Sainz: "Peccato per il pit, ma la Ferrari oggi era velocissima"

Lo spagnolo è stato autore di una grande gara rovinata da un pit lento che l'ha costretto a chiudere al sesto posto. Sainz ha comunque voluto sottolineare l'ottimo passo della Ferrari con gomme medie su un tracciato ostico come Silverstone.

Sainz: "Peccato per il pit, ma la Ferrari oggi era velocissima"

La Ferrari lascia Silverstone con una inattesa sensazione di amarezza. Su un tracciato che alla vigilia si pensava fosse ostico per la SF21, il team di Maranello ha portato a casa un secondo posto con Charles Leclerc ed un sesto con Carlos Sainz.

Visto così potrebbe sembrare un piazzamento di grande rilievo, specie considerando le difficoltà patite negli ultimi appuntamenti, ma la delusione per quello che poteva essere e non è stato è tanta.

Leclerc, infatti, ha letteralmente dominato il GP d’Inghilterra (complice anche il discusso contatto al via tra Verstappen e Hamilton ndr.) e soltanto nei due giri conclusivi ha dovuto piegarsi alla forza di Lewis Hamilton e della Mercedes, mentre Sainz si è dovuto accontentare di un sesto posto figlio di una sosta lenta.

Lo spagnolo, scattato dalla decima casella dopo la penalità inflitta a Russell al termine della Sprint Qualifying di ieri, è stato autore di una progressione notevole complice anche una Ferrari incredibilmente veloce e gentile con le Pirelli medie.

La possibilità di andare all’assalto delle McLaren di Norris e Ricciardo, però, è svanita al momento del pit stop quando il meccanico addetto all’anteriore sinistra ha avuto problemi nell’avvitare il dado ruota.
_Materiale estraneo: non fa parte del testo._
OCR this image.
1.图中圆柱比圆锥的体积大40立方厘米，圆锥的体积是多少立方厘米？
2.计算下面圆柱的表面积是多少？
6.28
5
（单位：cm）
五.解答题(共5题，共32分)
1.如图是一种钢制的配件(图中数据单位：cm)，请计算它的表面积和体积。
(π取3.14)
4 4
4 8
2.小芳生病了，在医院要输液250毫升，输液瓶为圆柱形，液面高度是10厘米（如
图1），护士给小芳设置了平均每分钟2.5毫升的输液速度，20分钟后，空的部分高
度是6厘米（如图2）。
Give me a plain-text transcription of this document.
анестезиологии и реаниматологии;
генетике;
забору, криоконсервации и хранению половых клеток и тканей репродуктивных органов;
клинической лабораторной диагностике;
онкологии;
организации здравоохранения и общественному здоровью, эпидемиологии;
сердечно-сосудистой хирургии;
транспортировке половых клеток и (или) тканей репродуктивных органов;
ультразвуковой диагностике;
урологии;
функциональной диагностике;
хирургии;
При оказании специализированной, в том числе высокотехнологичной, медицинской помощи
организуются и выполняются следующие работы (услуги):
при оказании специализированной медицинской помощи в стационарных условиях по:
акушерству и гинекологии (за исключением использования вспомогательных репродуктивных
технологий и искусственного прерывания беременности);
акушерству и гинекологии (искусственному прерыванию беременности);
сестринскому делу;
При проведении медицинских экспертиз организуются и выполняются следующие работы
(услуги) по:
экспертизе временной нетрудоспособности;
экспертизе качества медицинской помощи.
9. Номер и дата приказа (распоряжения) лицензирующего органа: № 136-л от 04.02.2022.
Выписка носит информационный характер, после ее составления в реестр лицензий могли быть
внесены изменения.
Sainz è rimasto fermo nella piazzola per sei secondi ed è tornato in pista alle spalle della vettura di Ricciardo diventata poi un muro invalicabile.

“Peccato. Oggi abbiamo fatto davvero una bella gara, siamo andati sempre all’attacco e con aria pulita la vettura ha mostrato un passo incredibile. La Ferrari era piacevole da guidare ed aveva un ottimo passo”.

Lo spagnolo avrebbe potuto recriminare per il problema al pit, ma ha preferito proteggere i suoi meccanici consapevole che un errore come quello visto oggi sia del tutto naturale.

“Abbiamo provato l’overcut su Ricciardo ma il problema al pit ci è costata la posizione. È un peccato perché quest’anno le soste sono sempre state perfette e non ha senso lamentarsi per quanto accaduto oggi”.

“La squadra oggi ha fatto un bel lavoro anche con Charles. Non dobbiamo dimenticare che nonostante un pit lento sono riuscito a finire sesto”.

La Ferrari oggi è stata senza dubbio la sorpresa di giornata. Certo, nella valutazione generale non si può non tenere in considerazione il ritiro di Verstappen al primo giro, ma vedere la SF21 volare con le Pirelli medie e non accusare quel degrado che aveva tormentato i sonni degli ingegneri in Austria è stata una notizia inattesa per il team di Maranello.

“A Montecarlo avevamo il passo per vincere, mentre qui la Mercedes e la Red Bull ci erano superiori. Siamo stati sorpresi di essere così competitivi su un circuito ostico per noi. In aria pulita avevo la vettura più veloce in pista ed è una ottima notizia”.

Se su un tracciato sulla carta ostico come quello di Silverstone la Ferrari è riuscita a stupire, cosa ci si dovrà attendere tra due settimane in Ungheria in un circuito, in teoria, favorevole alla SF21? Sainz ha preferito non sbilanciarsi…

“Vediamo cosa accadrà a Budapest, ma questo weekend è stato positivo per il team e dobbiamo essere tutti soddisfatti”.